Le grand manitou The National

Forcément attendu au tournant, le groupe américain a porté le poids de la première soirée… avec magnificence. S’il ouvre son set avec le curieux Karen, l’échauffement laisse rapidement place à une furie sonore sans précédent. Venu défendre son dernier né Sleep Well Beast, force est de constater que les nouveaux morceaux ont la fougue nécessaire. The System Only Dreams In Total Darkness, Walk It Back, la magnifique Guilty Party… Impossible de faire de l’ombre, cependant, aux classiques Don’t Swallow The Cap, I Need My Girl et l’infatigable Terrible Love. Si The National adopte parfois un show  son et lumière très « Radiohead », le concert demeure un block-buster mémorable. À quand un concert en salle ?

 

L’aventure Chassol 

Surprise. Muni d’un écran géant, le musicien Chassol, qui avait dévoilé en 2015 son album-concept Big Sun, propose un set à son image. Résultat : un voyage sonore et visuel sans précédent, aux couleurs de la Martinique, son pays natal. Ce pays, il le connait bien, le filme et le décrit en musique avec perfection. En mélangeant des influences jazz avec des touches plus contemporaines telles que l’électro, Chassol a propulsé le public du Pitchfork dans une dimension difficile à échapper après coup.  Et tant mieux.

La délicatesse Cigarettes After Sex

A t-on vraiment besoin de le justifier ? Le groupe, qui a sorti son très attendu premier album en juin dernier, se devait de proposer un concert (court, pas plus de 40 minutes) à l’image de son concept. Fumante, l’ambiance vire au slow avec les titres fascinants K, Sweet et Sunsetz. Ce qui est indéniable, c’est la qualité sonore, procurée par la Grande Halle de la Villette, qui sert avec perfection le set de Cigs. L’acoustique, pure et brûlante, apporte à Nothing’s Gonna Hurt You Baby et Affection la dimension nécessaire pour posséder avec entièreté le Pitchfork. la  On en redemande, mais le bon côté, c’est qu’on a pu rencontrer le groupe juste après.
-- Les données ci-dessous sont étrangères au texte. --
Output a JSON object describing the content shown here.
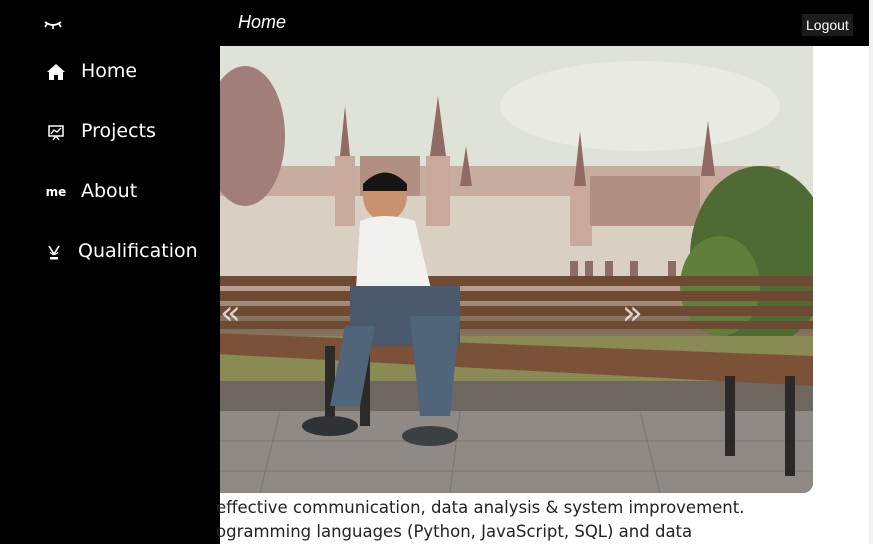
{
  "header": {
    "logo_icon": "closed-eye-icon",
    "title": "Home",
    "logout_label": "Logout"
  },
  "sidebar": {
    "items": [
      {
        "label": "Home",
        "icon": "home-icon"
      },
      {
        "label": "Projects",
        "icon": "presentation-icon"
      },
      {
        "label": "About",
        "icon_text": "me",
        "icon": "me-icon"
      },
      {
        "label": "Qualification",
        "icon": "graduation-cap-icon"
      }
    ]
  },
  "carousel": {
    "prev_icon": "double-chevron-left-icon",
    "next_icon": "double-chevron-right-icon",
    "prev_glyph": "«",
    "next_glyph": "»"
  },
  "about": {
    "line1": "effective communication, data analysis & system improvement.",
    "line2": "ogramming languages (Python, JavaScript, SQL) and data"
  },
  "colors": {
    "bar": "#000000",
    "sidebar": "#000000",
    "text": "#222222"
  }
}
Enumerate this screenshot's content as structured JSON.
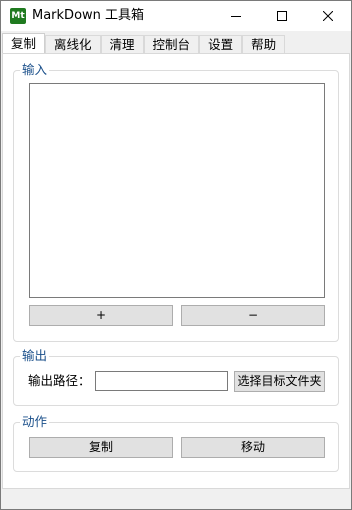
{
  "window": {
    "title": "MarkDown 工具箱",
    "icon_text": "Mt",
    "icon_color": "#1f7a1f"
  },
  "tabs": [
    {
      "label": "复制",
      "active": true
    },
    {
      "label": "离线化"
    },
    {
      "label": "清理"
    },
    {
      "label": "控制台"
    },
    {
      "label": "设置"
    },
    {
      "label": "帮助"
    }
  ],
  "input_group": {
    "legend": "输入",
    "add_label": "+",
    "remove_label": "−"
  },
  "output_group": {
    "legend": "输出",
    "path_label": "输出路径：",
    "path_value": "",
    "choose_button": "选择目标文件夹"
  },
  "action_group": {
    "legend": "动作",
    "copy_button": "复制",
    "move_button": "移动"
  },
  "colors": {
    "accent_text": "#1a4f8a",
    "button_bg": "#e1e1e1"
  }
}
La bouffée d’air frais BADBADNOTGOOD 

Quel bonheur de retrouver sur scène le talentueux quartet jazz BADBADNOTGOOD, après la sortie de leur album IV (à écouter d’urgence ci-dessous). Le groupe a tout compris : comment faire ses preuves avec un genre musical aussi réputé ? En variant les expérimentations électroniques et les arrangements rock. Nous voilà, bouche-bée, devant un hybride de free-jazz ultra (mais alors ultra) subversif. Délicieux, les titres Champy’s Paradise, Confessions et Lavender sont les moments de grâce de la soirée. Inoubliable.


Les papas de Run The Jewels

Des habitués du Pitchfork. A t-on besoin de se justifier ? Comme d’habitude, Run The Jewels monopolise toute l’attention avec son set fédérateur et empreint d’humilité. Enchaînant les bangers Talk To Me, Stay Gold, Angel Duster et Hey Kids (Bumaye) convaincs autant qu’ils défoulent. Rassurant, quand on sort du passage décevant de Princess Nokia (on en s’en remet pas). La tête d’affiche de cette journée, très certainement, portera la flamme du rap avec dignité. En attendant les extraits de leur passage…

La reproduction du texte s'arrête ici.